News

Caribou NHS elects officers, adapts to meet new challenges

CARIBOU, Maine — The Caribou National Honor Society is persevering amid the COVID-19 pandemic, with its 2020-21 ceremony of swearing in of officers taking place on Nov. 3 as opposed to the end of the previous school year. 

The ceremony, which had few attendants to adhere to social distancing guidelines and is the most recent example of the organization’s adaptability, featured the swearing in of Alaina Quinlan as president, Edie Shea as vice president, Abigail St. Peter as secretary, Alex Picard as treasurer and Cody Waldemarson as historian. 

Class of 2020 graduate and outgoing National Honor Society president Shelby Barnes, who was master of ceremonies for the officer installation, said she felt blessed to be able to carry on the tradition of passing the gavel to the next NHS president. 

“Your elected position is a significant responsibility as well as a privilege,” Barnes said. “The world today, as never before, needs faithful and efficient leaders, and your chapter is looking to you to lead its members.”

Caribou High School Principal Eric McGough said that he feels fortunate that members of the Caribou NHS are continuing to pursue their goals, and commended NHS adviser Valerie Waldemarson for inspiring the students. 

“She’s extremely organized,” he said. “She invests time and energy to come up with innovative ideas to celebrate our distinguished students. We’re really happy with some of the ways our students are engaging in service to the school and community.”

And while the pandemic may have limited their opportunities of holding large events, he said NHS members are working within the school to help newly implemented daily procedures run smoothly.

“A lot of students are invested into the workings of the school,” he said. “We’ve seen a lot of these students step up and play a key role in how the school is run during the day. They obviously don’t do anything that isn’t appropriate for a student to be doing, but you see that they have investment and engagement in how this school functions day in and day out, and I think it’s why things have gone so well for us this fall.”

Both McGough and Waldemarson said that while the pandemic has placed limitations on what the NHS can accomplish, one silver lining is that it has helped them learn to adapt to unexpected situations.

“While we’re obviously very pleased with the course offerings and academics here at Caribou High School, we want the kids to leave here prepared for life, and I think this is actually something that will provide them with lessons that will bless them for the rest of their lives,” McGough said.

Waldemarson said this unprecedented situation is providing them with skills that will be useful as they enter adulthood.

“One of the skills adults need to have is multitasking and learning to move with the punches,” she said. “And one of the things we want our students to leave with is the mental strength and fortitude to persevere through these very difficult, and ever changing times.”

She said the NHS students have never had any issues following guidelines amid the pandemic, and that they not only respect each other’s boundaries, but are grateful, excited and motivated to be back as both students and athletes at the school. That attitude has helped morale throughout the building. 

“One thing that impresses me about our students is their resilience,” she said. “They’re better at this process than adults are; they handle changes and new processes like champs.”

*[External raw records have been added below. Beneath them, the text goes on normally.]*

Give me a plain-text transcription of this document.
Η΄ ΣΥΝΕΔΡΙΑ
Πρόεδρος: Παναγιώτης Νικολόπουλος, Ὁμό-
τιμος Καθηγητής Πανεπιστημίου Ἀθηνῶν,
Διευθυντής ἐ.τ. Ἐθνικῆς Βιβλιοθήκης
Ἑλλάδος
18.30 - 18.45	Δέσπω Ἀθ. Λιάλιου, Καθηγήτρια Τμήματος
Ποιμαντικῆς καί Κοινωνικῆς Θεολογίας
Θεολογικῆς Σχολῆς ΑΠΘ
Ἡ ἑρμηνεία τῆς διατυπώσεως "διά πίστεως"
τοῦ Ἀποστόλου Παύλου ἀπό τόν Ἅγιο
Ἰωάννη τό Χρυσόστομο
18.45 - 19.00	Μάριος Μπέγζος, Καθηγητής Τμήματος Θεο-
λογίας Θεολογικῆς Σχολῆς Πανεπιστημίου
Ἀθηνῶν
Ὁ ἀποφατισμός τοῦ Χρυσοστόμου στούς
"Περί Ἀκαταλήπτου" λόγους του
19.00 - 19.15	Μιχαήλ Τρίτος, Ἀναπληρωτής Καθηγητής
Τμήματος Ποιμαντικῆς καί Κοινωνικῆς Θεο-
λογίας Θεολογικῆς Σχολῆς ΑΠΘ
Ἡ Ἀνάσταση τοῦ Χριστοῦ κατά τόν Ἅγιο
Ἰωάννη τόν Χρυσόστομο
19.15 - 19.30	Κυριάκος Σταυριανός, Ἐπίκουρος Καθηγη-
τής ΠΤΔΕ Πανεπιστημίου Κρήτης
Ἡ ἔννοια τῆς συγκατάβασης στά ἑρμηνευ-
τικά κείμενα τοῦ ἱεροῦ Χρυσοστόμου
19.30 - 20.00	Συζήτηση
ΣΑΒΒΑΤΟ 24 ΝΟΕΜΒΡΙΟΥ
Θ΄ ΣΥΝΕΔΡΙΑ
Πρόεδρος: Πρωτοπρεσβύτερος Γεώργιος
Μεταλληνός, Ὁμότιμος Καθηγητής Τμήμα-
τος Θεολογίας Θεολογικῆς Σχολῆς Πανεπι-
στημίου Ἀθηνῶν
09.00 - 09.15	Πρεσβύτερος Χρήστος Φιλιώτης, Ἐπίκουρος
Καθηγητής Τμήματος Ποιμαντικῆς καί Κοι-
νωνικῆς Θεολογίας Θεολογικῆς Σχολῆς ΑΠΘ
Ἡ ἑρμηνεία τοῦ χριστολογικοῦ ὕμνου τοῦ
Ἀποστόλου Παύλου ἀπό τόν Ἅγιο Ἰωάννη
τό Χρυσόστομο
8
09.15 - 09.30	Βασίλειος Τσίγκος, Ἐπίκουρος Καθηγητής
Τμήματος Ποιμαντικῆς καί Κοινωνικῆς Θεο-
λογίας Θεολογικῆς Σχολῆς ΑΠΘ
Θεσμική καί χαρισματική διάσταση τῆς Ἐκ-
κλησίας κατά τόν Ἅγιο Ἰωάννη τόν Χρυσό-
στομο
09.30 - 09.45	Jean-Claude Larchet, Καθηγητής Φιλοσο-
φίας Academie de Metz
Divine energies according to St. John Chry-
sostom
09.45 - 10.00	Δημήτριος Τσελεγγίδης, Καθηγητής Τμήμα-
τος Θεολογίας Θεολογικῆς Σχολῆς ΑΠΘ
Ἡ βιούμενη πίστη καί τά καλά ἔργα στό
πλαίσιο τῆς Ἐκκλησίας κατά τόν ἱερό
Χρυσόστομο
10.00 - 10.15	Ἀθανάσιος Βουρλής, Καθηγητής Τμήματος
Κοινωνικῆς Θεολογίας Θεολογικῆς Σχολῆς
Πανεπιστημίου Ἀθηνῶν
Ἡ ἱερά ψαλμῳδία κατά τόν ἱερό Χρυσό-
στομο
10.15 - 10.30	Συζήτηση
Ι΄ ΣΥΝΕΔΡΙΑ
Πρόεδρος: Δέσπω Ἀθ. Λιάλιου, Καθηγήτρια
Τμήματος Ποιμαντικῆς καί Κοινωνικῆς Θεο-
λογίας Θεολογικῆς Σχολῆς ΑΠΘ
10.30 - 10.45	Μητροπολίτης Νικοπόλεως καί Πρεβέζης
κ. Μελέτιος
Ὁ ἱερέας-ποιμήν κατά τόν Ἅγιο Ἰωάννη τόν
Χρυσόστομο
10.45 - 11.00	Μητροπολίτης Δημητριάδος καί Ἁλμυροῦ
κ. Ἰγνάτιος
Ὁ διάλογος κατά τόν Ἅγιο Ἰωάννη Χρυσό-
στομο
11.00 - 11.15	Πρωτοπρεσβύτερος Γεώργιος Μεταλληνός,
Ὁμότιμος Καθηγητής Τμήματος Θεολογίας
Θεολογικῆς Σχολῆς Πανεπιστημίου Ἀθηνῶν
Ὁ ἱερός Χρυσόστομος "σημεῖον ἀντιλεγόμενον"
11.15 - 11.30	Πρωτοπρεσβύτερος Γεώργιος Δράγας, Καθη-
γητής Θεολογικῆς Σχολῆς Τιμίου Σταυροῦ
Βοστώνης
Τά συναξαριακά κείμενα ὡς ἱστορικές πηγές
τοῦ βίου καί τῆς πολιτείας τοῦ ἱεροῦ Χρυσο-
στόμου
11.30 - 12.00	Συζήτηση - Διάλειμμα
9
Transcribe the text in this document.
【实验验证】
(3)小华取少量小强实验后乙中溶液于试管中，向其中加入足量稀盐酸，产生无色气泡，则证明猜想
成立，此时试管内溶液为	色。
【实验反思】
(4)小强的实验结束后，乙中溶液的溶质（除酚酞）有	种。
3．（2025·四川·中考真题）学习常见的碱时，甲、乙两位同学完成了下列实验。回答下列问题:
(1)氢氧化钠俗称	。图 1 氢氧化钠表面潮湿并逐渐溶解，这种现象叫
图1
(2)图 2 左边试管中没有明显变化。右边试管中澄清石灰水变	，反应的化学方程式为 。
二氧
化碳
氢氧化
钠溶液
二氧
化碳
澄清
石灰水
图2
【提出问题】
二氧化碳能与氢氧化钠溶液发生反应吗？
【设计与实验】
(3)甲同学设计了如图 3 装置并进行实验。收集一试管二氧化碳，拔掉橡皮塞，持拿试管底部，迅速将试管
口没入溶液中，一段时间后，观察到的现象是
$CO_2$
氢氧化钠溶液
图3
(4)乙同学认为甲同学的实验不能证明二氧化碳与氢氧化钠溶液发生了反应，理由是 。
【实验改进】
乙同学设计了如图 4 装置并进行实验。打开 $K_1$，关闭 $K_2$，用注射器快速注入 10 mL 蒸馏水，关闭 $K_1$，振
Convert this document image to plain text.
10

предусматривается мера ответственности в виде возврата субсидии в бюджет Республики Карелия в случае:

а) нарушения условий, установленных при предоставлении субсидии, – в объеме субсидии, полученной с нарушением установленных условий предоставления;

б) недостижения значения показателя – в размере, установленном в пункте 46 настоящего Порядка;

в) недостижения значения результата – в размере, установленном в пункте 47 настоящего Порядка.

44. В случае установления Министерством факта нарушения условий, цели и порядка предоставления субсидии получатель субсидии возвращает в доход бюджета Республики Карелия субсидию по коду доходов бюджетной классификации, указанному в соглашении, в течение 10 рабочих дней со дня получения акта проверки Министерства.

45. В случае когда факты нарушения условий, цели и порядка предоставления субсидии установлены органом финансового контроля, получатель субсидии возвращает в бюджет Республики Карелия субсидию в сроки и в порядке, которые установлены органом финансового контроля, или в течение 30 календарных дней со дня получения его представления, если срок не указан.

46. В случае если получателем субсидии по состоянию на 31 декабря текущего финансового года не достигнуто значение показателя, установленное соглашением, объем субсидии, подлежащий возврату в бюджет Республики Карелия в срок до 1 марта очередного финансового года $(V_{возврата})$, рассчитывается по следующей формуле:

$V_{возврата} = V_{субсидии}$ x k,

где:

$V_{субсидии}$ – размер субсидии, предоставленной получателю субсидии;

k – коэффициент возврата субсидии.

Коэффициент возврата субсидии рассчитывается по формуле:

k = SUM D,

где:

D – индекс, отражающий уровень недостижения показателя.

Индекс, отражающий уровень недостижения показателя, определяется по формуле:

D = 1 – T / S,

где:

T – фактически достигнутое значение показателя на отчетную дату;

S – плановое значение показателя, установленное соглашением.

In addition to helping the school with new procedures and daily routines, she said the NHS has a number of community projects in the works. One is a community service event honoring two students who would have graduated in the class of 2021, but tragically died before having the opportunity.

The NHS will soon be inducting new members into the 2020-21 chapter, at which point they will begin brainstorming new projects.

“We’re putting our heads together on how we can make a big impact in the community while staying within social distancing guidelines, so that will be part of the discussion when we induct new members,” she said. “They’re also looking at doing independent service; some students have already asked about clearing snow for neighbors and the elderly. To me, that’s part of the upstanding citizenship and commitment, and the service and character that make up the pillars of the NHS.”

The group currently consists of 17 members, and Waldemarson said that will change after the induction ceremony, which they are hoping to hold by the end of the year. 

“It poses a bit of a challenge because we typically have a larger chapter given the number of high achieving and successful students here at Caribou, which poses problems with having safe numbers for the induction ceremony,” she said.

Whatever the future may bring for the NHS, both Waldemarson and McGough said the experience of working with new and constantly changing guidelines amid a period of uncertainty has only motivated the group further.

“When I walk through the school and see what they’re doing in the classrooms and on the athletic fields, it’s incredible,” he said. “This has just been a vehicle for them to find new challenges and conquer them.”